How to End Boredom at Home Without Resorting to Anything Too Weird
How does a couple get past mutual boredom? Behavioral economist Dan Ariely suggests they reframe their perception of the dilemma.
Dan Ariely is the James B Duke Professor of Psychology and Behavioral Economics at Duke University. He is the founder of The Center for Advanced Hindsight and co-founder of BEworks, which helps business leaders apply scientific thinking to their marketing and operational challenges. His books include Predictably Irrational and The Upside of Irrationality, both of which became New York Times best-sellers. as well as The Honest Truth about Dishonesty and his latest, Irrationally Yours.
Ariely publishes widely in the leading scholarly journals in economics, psychology, and business. His work has been featured in a variety of media including The New York Times, Wall Street Journal, Washington Post, Boston Globe, Business 2.0, Scientific American, Science and CNN.
Dan Ariely: Somebody asked me about boredom in their lives. So this was a woman that said her husband works out of the home; she works from home. Every day he shows up and they say, "What are we going to do tonight?" And she said they've gone to every restaurant in the near vicinity multiple times. They know the menu by heart. They can't find anything exciting to do that they agree on and because of that they either end up watching TV, which they both don't like, or they go to one of the restaurants that they've been to too many times.
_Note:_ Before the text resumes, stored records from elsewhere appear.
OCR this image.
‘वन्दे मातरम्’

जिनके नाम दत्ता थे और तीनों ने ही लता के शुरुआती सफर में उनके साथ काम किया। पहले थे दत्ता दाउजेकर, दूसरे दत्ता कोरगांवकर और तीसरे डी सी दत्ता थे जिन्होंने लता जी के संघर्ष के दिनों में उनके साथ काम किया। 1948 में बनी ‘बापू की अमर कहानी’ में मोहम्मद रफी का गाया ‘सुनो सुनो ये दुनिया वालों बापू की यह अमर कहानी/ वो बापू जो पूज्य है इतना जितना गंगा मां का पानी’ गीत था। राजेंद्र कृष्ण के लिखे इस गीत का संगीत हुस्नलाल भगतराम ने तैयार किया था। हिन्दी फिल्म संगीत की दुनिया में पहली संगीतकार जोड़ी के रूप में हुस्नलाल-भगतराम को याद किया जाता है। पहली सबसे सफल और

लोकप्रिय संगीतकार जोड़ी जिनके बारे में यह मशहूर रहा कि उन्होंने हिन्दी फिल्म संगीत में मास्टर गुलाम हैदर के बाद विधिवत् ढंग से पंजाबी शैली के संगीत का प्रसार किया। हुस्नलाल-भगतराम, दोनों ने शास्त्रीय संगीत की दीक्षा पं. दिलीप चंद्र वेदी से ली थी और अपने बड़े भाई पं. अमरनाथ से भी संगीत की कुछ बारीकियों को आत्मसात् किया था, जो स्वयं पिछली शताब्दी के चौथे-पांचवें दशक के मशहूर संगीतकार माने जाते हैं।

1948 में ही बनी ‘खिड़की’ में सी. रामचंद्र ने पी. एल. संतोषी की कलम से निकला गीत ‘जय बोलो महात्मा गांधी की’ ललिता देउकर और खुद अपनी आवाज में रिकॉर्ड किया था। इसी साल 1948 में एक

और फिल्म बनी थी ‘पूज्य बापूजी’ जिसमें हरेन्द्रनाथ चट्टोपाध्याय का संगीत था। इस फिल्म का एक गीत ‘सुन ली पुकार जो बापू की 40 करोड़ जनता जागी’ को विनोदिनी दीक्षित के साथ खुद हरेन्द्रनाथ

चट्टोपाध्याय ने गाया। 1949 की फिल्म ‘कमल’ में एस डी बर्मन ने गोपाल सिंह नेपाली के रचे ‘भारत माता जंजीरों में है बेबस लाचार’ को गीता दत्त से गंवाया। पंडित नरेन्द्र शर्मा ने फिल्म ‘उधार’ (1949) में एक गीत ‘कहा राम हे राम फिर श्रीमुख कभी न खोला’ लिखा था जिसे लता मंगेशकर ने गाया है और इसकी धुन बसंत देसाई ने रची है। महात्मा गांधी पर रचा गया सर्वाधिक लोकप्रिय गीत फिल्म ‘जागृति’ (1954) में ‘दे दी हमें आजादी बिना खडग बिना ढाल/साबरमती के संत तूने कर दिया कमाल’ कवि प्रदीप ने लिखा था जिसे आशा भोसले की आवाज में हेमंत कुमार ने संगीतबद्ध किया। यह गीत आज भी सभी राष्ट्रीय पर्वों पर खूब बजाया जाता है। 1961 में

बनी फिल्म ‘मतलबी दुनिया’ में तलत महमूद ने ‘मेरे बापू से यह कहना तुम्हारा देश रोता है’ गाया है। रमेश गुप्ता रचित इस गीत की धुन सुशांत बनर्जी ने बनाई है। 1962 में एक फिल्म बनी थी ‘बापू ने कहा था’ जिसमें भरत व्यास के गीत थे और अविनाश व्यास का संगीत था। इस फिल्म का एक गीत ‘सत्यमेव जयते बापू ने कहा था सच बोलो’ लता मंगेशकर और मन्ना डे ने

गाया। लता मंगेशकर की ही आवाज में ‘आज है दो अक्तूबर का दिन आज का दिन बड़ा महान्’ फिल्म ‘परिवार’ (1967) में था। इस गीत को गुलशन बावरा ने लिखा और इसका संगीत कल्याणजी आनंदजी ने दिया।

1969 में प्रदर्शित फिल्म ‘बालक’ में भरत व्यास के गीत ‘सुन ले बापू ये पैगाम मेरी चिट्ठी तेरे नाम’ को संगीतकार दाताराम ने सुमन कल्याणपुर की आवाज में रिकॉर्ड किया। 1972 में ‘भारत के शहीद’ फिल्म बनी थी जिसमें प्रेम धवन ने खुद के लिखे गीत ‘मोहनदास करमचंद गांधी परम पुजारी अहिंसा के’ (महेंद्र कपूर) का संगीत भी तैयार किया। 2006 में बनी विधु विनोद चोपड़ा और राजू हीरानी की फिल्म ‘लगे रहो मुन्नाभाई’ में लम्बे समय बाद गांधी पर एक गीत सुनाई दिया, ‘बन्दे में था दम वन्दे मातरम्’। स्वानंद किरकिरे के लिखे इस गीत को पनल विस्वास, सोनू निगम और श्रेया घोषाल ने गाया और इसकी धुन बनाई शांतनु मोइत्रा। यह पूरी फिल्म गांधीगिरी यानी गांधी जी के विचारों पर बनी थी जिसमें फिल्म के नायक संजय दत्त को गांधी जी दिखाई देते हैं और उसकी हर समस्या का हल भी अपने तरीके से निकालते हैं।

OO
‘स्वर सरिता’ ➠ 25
So think about this question and say, "OK, it's not just about husband and wife." I said look, if we take a step back and we think about what this question is all about, it's a question about finding mutual solutions, a mutual solution. You have two parties and the two parties are trying to find something now that would be better than every restaurant or TV, but you don't seem to find that. You don't have something that you both enjoy more than something else that comes easily to mind. So what happens is you do nothing interesting. So I said, "What if we changed this problem from a simultaneous solution to a sequential solution? What if instead of looking every day for something that you both enjoy, why don't you look for something that at least one of you really loves? Maybe it would not maximize your mutual happiness every day, but every other day one of you would get to do something that you really enjoy." So imagine, for example, that I have one set of preferences and you have different preferences. In the simultaneous solution, we're looking for something that we would both like more than TV, but if that thing doesn't exist, is TV always the right thing to do or should we one time go ballroom dancing, which is something you really love and sometimes go to a book club, which is something I really love? And each of us would not be as happy on that particular day when the other person's preferences is coming about, but together we will do more fun things.
And then on top of that I said, "Add some random experiences into the pile." Life is about trying new things and certainly often we settle way too early. We try some things. We find some things that we like, but we stop exploring. We don't try lots of different things. We don't try lots of new things because of loss aversion, because if the idea that if something is good, it's great, but if something is miserable, it's really unhappy. We really lose lots of happiness. But I suggest that what you should do is put some things in there that you don't know if you'll enjoy or not enjoy — pottery classes. Things that you have no idea from time to time you might have a miserable night and maybe laugh at it, but from time to time it might be really fantastic.
How does a couple get past mutual boredom? Behavioral economist Dan Ariely suggests they reframe their search for solutions. Instead of fruitlessly seeking out activities they both enjoy, a simultaneous solution, they can instead aim to satisfy one party on day one and the other on day two — a sequential solution. Like many problems in life, the solution to domestic boredom may very well be to rethink the question.